Sunday, October 31, 2010

Catching the DeadlineExceeded error on App Engine

One of the neat features of App Engine's db interface is the way it allows you to request multiple items by key from memcache or the datastore, in an effort to improve performance of RPCs. This can have an unintended consequence though if you don't think about failures during iteration. In Browserscope's code base we were previously doing the following:

  stats = memcache.get_multi(browsers, **memcache_params)
  for browser in browsers:
    if browser not in stats: 
      # If we didn't find this key in memcache do some datastore call
      medians, num_scores = test_set.GetMediansAndNumScores(browser)
  # Update memcache with any new key/value pairs in the data structure
  memcache.set_multi(stats, **memcache_params)

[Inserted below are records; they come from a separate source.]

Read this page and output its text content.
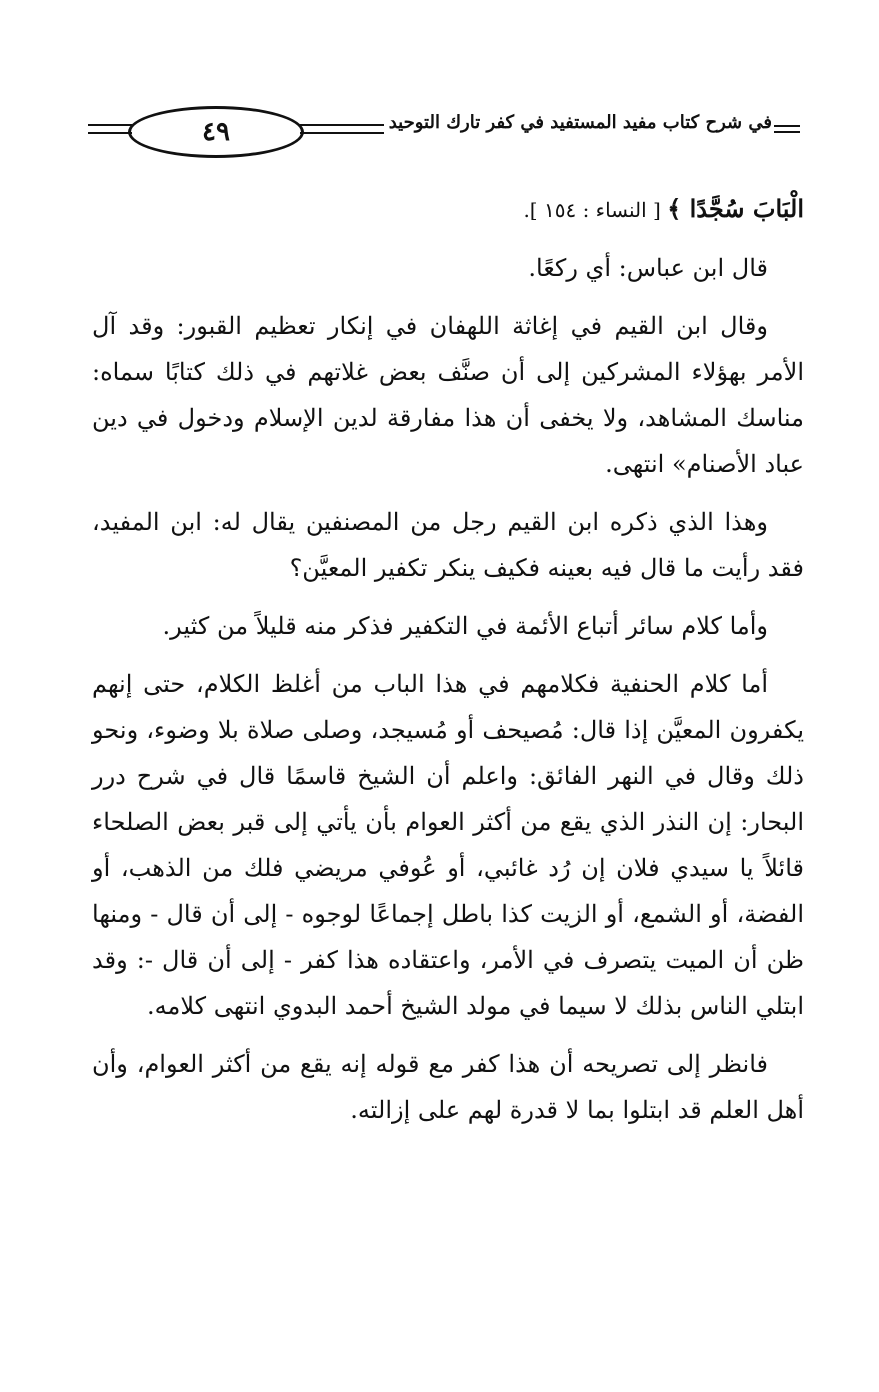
٤٩	في شرح كتاب مفيد المستفيد في كفر تارك التوحيد

الْبَابَ سُجَّدًا ﴾ [ النساء : ١٥٤ ].

قال ابن عباس: أي ركعًا.

وقال ابن القيم في إغاثة اللهفان في إنكار تعظيم القبور: وقد آل الأمر بهؤلاء المشركين إلى أن صنَّف بعض غلاتهم في ذلك كتابًا سماه: مناسك المشاهد، ولا يخفى أن هذا مفارقة لدين الإسلام ودخول في دين عباد الأصنام» انتهى.

وهذا الذي ذكره ابن القيم رجل من المصنفين يقال له: ابن المفيد، فقد رأيت ما قال فيه بعينه فكيف ينكر تكفير المعيَّن؟

وأما كلام سائر أتباع الأئمة في التكفير فذكر منه قليلاً من كثير.

أما كلام الحنفية فكلامهم في هذا الباب من أغلظ الكلام، حتى إنهم يكفرون المعيَّن إذا قال: مُصيحف أو مُسيجد، وصلى صلاة بلا وضوء، ونحو ذلك وقال في النهر الفائق: واعلم أن الشيخ قاسمًا قال في شرح درر البحار: إن النذر الذي يقع من أكثر العوام بأن يأتي إلى قبر بعض الصلحاء قائلاً يا سيدي فلان إن رُد غائبي، أو عُوفي مريضي فلك من الذهب، أو الفضة، أو الشمع، أو الزيت كذا باطل إجماعًا لوجوه - إلى أن قال - ومنها ظن أن الميت يتصرف في الأمر، واعتقاده هذا كفر - إلى أن قال -: وقد ابتلي الناس بذلك لا سيما في مولد الشيخ أحمد البدوي انتهى كلامه.

فانظر إلى تصريحه أن هذا كفر مع قوله إنه يقع من أكثر العوام، وأن أهل العلم قد ابتلوا بما لا قدرة لهم على إزالته.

The problem is that we were encountering DeadlineExceeded errors walking through the list of browsers when getting large result sets back from datastore calls to GetMediansAndNumScores(). Worse than a DeadlineExceeded error is doing nothing to prevent another one. Conveniently you can catch this in a try/except block on App Engine and then do something smart - store the state of things in memcache so that the next call doesn't start from scratch on a mission it will never complete. The updated code looks like this:

    from google.appengine.runtime import DeadlineExceededError
    dirty = False
    stats = memcache.get_multi(browsers, **memcache_params)
    try:
      for browser in browsers:
        if browser not in stats:
          dirty = True
          medians, num_scores = test_set.GetMediansAndNumScores(browser)
    except DeadlineExceededError:
      # Try to get what we've got so far at least in memcache.
      memcache.set_multi(stats, **memcache_params)
      logging.info('Whew, made it.')

    if dirty:
      memcache.set_multi(stats, **memcache_params)

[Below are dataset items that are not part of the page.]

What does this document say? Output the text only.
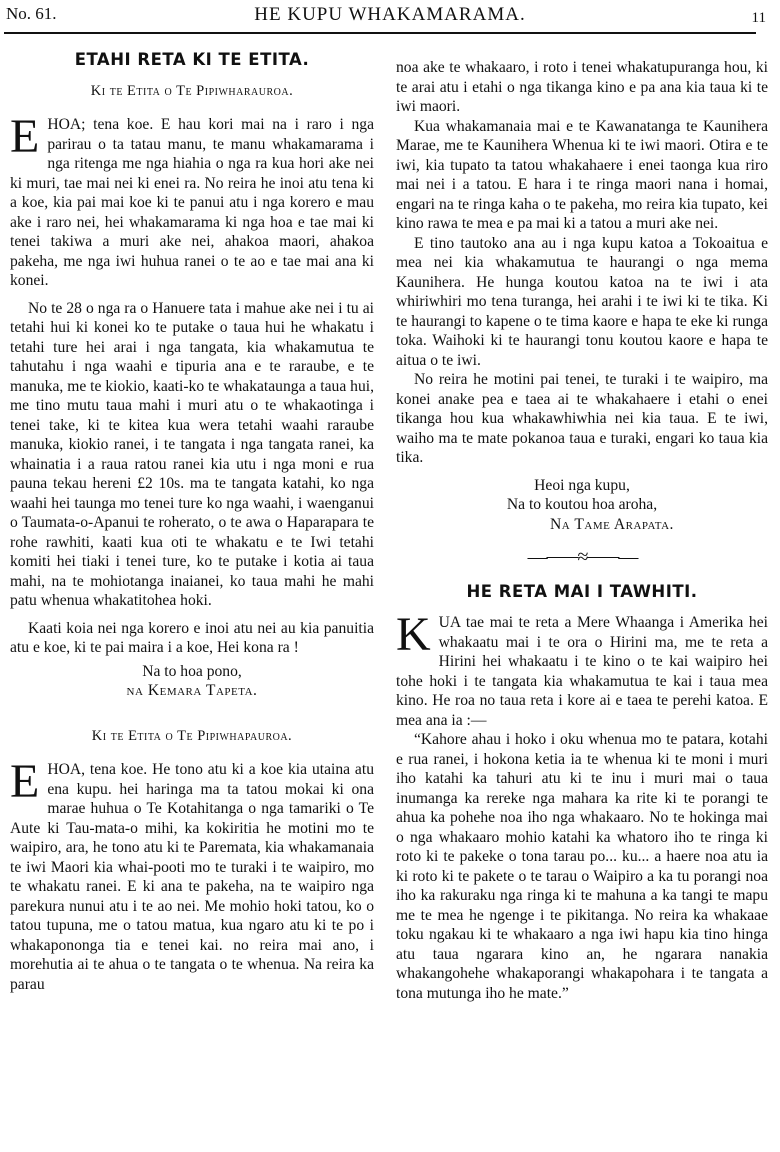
No. 61.	HE KUPU WHAKAMARAMA.	11
ETAHI RETA KI TE ETITA.
Ki te Etita o Te Pipiwharauroa.

EHOA; tena koe. E hau kori mai na i raro i nga parirau o ta tatau manu, te manu whakamarama i nga ritenga me nga hiahia o nga ra kua hori ake nei ki muri, tae mai nei ki enei ra. No reira he inoi atu tena ki a koe, kia pai mai koe ki te panui atu i nga korero e mau ake i raro nei, hei whakamarama ki nga hoa e tae mai ki tenei takiwa a muri ake nei, ahakoa maori, ahakoa pakeha, me nga iwi huhua ranei o te ao e tae mai ana ki konei.

No te 28 o nga ra o Hanuere tata i mahue ake nei i tu ai tetahi hui ki konei ko te putake o taua hui he whakatu i tetahi ture hei arai i nga tangata, kia whakamutua te tahutahu i nga waahi e tipuria ana e te raraube, e te manuka, me te kiokio, kaati-ko te whakataunga a taua hui, me tino mutu taua mahi i muri atu o te whakaotinga i tenei take, ki te kitea kua wera tetahi waahi raraube manuka, kiokio ranei, i te tangata i nga tangata ranei, ka whainatia i a raua ratou ranei kia utu i nga moni e rua pauna tekau hereni £2 10s. ma te tangata katahi, ko nga waahi hei taunga mo tenei ture ko nga waahi, i waenganui o Taumata-o-Apanui te roherato, o te awa o Haparapara te rohe rawhiti, kaati kua oti te whakatu e te Iwi tetahi komiti hei tiaki i tenei ture, ko te putake i kotia ai taua mahi, na te mohiotanga inaianei, ko taua mahi he mahi patu whenua whakatitohea hoki.

Kaati koia nei nga korero e inoi atu nei au kia panuitia atu e koe, ki te pai maira i a koe, Hei kona ra !

Na to hoa pono,
na Kemara Tapeta.
Ki te Etita o Te Pipiwhapauroa.

EHOA, tena koe. He tono atu ki a koe kia utaina atu ena kupu. hei haringa ma ta tatou mokai ki ona marae huhua o Te Kotahitanga o nga tamariki o Te Aute ki Tau-mata-o mihi, ka kokiritia he motini mo te waipiro, ara, he tono atu ki te Paremata, kia whakamanaia te iwi Maori kia whai-pooti mo te turaki i te waipiro, mo te whakatu ranei. E ki ana te pakeha, na te waipiro nga parekura nunui atu i te ao nei. Me mohio hoki tatou, ko o tatou tupuna, me o tatou matua, kua ngaro atu ki te po i whakapononga tia e tenei kai. no reira mai ano, i morehutia ai te ahua o te tangata o te whenua. Na reira ka parau

noa ake te whakaaro, i roto i tenei whakatupuranga hou, ki te arai atu i etahi o nga tikanga kino e pa ana kia taua ki te iwi maori.

Kua whakamanaia mai e te Kawanatanga te Kaunihera Marae, me te Kaunihera Whenua ki te iwi maori. Otira e te iwi, kia tupato ta tatou whakahaere i enei taonga kua riro mai nei i a tatou. E hara i te ringa maori nana i homai, engari na te ringa kaha o te pakeha, mo reira kia tupato, kei kino rawa te mea e pa mai ki a tatou a muri ake nei.

E tino tautoko ana au i nga kupu katoa a Tokoaitua e mea nei kia whakamutua te haurangi o nga mema Kaunihera. He hunga koutou katoa na te iwi i ata whiriwhiri mo tena turanga, hei arahi i te iwi ki te tika. Ki te haurangi to kapene o te tima kaore e hapa te eke ki runga toka. Waihoki ki te haurangi tonu koutou kaore e hapa te aitua o te iwi.

No reira he motini pai tenei, te turaki i te waipiro, ma konei anake pea e taea ai te whakahaere i etahi o enei tikanga hou kua whakawhiwhia nei kia taua. E te iwi, waiho ma te mate pokanoa taua e turaki, engari ko taua kia tika.

Heoi nga kupu,
Na to koutou hoa aroha,
Na Tame Arapata.
—⸺≈⸺—
HE RETA MAI I TAWHITI.

KUA tae mai te reta a Mere Whaanga i Amerika hei whakaatu mai i te ora o Hirini ma, me te reta a Hirini hei whakaatu i te kino o te kai waipiro hei tohe hoki i te tangata kia whakamutua te kai i taua mea kino. He roa no taua reta i kore ai e taea te perehi katoa. E mea ana ia :—

“Kahore ahau i hoko i oku whenua mo te patara, kotahi e rua ranei, i hokona ketia ia te whenua ki te moni i muri iho katahi ka tahuri atu ki te inu i muri mai o taua inumanga ka rereke nga mahara ka rite ki te porangi te ahua ka pohehe noa iho nga whakaaro. No te hokinga mai o nga whakaaro mohio katahi ka whatoro iho te ringa ki roto ki te pakeke o tona tarau po... ku... a haere noa atu ia ki roto ki te pakete o te tarau o Waipiro a ka tu porangi noa iho ka rakuraku nga ringa ki te mahuna a ka tangi te mapu me te mea he ngenge i te pikitanga. No reira ka whakaae toku ngakau ki te whakaaro a nga iwi hapu kia tino hinga atu taua ngarara kino an, he ngarara nanakia whakangohehe whakaporangi whakapohara i te tangata a tona mutunga iho he mate.”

This is just a cool pattern of defensive programming, and thankfully it works because the DeadlineExceededError allows for a short time secondary deadline where you get a little time to do a little work (like write something to memcache, as opposed to the datastore).

The end result of this is that test result tables in Browserscope should be delivering more consistently and more quickly - and if we respond with a 500 once, we at least might not have to on the next request. One thing I'm wondering about is adding a redirect to this process to try to run the process again - it will eventually succeed.